Mexico Takes Next Steps To Legalize Marijuana
A week after Mexico's Supreme Court ruled an absolute ban on recreational marijuana unconstitutional, the country is following up quickly with legislation.
Sen. Olga Sanchez, President-elect Andres Manuel Lopez Obrador's choice for interior minister, plans to send a bill to the Congress that would allow recreational use of marijuana in the country.
Sanchez told Reuters the bill will be presented in Congress this week.
Mexico Would Join 2 Other Fully Legal Countries
With a population of 120 million people, a legal Mexican marijuana market would be significant. Last year, it was estimated that the country's medical marijuana market alone could be worth $5 billion. Mexico legalized medical marijuana last year, with the bill receiving overwhelming support in Congress and Senate.
The proposed recreational bill would allow companies to grow and sell marijuana and individuals to grow plants for private use — but no more than 480 grams, or roughly 1 pound, could be registered and produced annually.
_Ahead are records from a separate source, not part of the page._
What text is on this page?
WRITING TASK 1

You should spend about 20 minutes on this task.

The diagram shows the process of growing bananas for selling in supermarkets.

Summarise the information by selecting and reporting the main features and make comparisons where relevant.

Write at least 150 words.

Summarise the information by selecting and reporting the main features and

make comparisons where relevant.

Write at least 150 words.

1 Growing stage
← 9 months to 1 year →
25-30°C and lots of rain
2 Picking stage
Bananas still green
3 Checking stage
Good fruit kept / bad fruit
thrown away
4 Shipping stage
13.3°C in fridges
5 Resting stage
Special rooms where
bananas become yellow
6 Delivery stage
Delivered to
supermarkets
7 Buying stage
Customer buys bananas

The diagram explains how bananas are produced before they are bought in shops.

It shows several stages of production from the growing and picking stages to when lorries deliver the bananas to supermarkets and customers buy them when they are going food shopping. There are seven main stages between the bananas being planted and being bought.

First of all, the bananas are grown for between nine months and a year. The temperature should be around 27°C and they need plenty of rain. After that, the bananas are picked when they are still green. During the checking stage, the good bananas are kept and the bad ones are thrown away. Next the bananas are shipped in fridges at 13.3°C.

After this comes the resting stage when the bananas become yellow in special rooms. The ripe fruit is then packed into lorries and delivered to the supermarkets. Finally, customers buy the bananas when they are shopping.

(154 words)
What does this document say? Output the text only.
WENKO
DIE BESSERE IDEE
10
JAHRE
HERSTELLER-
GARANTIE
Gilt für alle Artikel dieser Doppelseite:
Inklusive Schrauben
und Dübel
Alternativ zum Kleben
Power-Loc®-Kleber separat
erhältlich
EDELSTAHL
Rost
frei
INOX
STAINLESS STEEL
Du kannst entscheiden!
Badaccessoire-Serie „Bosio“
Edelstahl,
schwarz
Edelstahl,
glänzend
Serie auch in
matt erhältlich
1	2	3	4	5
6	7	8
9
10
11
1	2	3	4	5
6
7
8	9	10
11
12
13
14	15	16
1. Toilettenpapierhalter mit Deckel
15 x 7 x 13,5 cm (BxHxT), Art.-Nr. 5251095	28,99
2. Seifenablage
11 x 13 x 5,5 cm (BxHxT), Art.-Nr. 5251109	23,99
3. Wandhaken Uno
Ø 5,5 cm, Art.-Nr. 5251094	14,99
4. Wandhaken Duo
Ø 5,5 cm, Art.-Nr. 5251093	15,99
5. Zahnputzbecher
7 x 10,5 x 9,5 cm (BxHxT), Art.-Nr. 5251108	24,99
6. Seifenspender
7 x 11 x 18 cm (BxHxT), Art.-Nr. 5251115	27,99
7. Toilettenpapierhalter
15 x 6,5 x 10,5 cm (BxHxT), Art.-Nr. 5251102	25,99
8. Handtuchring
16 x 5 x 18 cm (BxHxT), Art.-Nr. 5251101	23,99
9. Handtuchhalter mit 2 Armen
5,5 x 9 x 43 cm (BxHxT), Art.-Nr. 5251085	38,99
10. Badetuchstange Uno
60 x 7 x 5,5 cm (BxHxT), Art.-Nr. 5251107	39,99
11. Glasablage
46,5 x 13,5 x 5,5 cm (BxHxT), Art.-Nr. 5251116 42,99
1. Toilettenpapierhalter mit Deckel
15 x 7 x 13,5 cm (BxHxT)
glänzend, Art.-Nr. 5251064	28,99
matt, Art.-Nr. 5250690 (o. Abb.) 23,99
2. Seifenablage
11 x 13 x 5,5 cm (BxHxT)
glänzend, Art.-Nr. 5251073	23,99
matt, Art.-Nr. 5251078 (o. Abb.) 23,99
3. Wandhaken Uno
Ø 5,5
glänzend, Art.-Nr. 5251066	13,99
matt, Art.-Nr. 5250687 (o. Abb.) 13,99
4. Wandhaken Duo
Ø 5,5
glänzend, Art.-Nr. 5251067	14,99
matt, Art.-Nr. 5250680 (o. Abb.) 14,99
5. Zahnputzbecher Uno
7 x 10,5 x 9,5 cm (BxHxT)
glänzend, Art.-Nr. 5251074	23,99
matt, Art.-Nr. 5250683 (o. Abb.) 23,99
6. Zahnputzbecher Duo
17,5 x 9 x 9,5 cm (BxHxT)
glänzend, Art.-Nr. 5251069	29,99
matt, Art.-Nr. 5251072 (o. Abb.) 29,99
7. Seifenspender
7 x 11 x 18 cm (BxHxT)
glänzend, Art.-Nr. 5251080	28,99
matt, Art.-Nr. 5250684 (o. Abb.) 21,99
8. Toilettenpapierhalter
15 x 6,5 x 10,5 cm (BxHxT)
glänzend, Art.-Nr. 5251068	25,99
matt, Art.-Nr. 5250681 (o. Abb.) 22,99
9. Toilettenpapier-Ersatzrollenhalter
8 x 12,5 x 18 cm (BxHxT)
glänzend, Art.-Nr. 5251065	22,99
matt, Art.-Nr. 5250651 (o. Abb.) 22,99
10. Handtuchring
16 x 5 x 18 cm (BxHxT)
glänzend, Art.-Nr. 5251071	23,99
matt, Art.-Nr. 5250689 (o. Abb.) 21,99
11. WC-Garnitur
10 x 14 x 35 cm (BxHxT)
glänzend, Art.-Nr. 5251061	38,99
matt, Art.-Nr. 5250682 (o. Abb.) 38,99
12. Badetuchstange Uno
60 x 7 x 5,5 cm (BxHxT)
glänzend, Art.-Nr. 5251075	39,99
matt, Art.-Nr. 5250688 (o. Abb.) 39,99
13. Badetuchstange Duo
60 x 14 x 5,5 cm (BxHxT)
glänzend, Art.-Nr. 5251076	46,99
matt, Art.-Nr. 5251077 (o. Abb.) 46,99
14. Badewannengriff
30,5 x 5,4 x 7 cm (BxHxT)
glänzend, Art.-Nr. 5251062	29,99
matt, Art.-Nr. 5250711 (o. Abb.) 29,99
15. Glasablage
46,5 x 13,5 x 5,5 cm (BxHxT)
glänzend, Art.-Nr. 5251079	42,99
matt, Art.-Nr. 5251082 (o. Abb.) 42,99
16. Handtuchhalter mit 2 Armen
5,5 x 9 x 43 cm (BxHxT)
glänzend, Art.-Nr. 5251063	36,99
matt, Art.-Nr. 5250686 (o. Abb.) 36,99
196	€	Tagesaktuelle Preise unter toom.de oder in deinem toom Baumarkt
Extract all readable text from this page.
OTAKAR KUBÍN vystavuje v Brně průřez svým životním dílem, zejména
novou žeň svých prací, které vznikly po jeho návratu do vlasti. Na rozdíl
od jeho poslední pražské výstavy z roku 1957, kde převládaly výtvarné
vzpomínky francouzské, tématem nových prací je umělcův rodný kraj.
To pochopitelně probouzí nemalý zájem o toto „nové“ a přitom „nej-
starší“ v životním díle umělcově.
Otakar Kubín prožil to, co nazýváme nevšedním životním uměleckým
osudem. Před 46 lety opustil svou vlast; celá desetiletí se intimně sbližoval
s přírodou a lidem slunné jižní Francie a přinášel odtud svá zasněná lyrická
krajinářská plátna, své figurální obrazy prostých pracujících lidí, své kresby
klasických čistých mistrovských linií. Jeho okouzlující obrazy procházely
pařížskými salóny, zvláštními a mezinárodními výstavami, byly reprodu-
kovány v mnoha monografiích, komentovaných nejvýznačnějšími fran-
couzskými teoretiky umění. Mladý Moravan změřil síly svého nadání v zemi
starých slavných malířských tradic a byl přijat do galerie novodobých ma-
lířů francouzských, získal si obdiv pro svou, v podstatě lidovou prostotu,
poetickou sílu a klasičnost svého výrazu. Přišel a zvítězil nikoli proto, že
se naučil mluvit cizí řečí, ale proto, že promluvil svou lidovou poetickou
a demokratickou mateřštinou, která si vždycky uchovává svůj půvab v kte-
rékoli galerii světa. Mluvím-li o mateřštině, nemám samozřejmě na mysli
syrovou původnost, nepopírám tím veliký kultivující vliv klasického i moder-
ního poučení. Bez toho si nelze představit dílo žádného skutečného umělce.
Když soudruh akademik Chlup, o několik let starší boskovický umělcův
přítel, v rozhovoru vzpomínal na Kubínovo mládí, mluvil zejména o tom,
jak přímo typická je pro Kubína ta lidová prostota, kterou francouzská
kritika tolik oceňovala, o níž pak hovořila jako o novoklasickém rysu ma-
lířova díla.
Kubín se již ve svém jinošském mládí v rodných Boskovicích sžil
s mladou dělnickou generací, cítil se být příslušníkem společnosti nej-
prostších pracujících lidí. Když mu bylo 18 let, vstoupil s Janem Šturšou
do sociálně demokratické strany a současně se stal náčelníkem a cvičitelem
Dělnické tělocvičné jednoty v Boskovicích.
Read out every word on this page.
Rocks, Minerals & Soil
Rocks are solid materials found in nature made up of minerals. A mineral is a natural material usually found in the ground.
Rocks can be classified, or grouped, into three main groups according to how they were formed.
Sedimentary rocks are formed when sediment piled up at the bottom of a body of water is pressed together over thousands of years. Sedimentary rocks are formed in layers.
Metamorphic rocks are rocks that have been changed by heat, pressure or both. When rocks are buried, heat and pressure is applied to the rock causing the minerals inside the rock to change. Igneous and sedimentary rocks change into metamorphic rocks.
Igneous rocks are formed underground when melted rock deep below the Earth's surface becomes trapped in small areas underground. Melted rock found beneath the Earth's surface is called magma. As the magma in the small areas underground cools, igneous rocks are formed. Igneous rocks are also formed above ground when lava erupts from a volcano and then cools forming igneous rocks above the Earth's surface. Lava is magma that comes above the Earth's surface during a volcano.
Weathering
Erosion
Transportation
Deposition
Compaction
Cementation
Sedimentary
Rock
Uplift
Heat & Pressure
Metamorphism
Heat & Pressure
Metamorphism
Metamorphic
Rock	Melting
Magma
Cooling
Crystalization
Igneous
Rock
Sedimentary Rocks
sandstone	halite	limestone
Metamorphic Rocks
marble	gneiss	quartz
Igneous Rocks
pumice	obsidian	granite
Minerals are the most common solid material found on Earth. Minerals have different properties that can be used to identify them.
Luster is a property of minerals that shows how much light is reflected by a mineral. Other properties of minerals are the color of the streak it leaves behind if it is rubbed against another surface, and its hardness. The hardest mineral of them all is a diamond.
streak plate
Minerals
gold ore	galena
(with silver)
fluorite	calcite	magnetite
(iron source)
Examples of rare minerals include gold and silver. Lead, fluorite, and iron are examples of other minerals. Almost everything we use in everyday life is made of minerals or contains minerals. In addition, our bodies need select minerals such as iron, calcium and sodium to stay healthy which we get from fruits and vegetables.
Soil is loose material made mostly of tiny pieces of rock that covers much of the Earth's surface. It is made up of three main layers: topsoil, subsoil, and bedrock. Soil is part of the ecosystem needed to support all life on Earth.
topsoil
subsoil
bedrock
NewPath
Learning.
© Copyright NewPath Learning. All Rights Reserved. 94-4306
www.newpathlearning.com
With the legalization of adult-use weed, Mexico would join two other countries where the drug is fully legal — Uruguay and Canada — and 10 U.S. states.
A Major Development In The War on Drugs?
In the bill posted on the Congress' website, Sanchez said that since Mexico launched a war on cartels 12 years ago, over 230,000 people have been killed — and the country's position against marijuana has contributed to the violence.
Since the legislation is only a proposal now, it's hard to estimate the economic impact of full legalization in Mexico.
North of the border, California legalized recreational weed at the beginning of 2018 and saw $135 million in tax revenue in the first half of the year.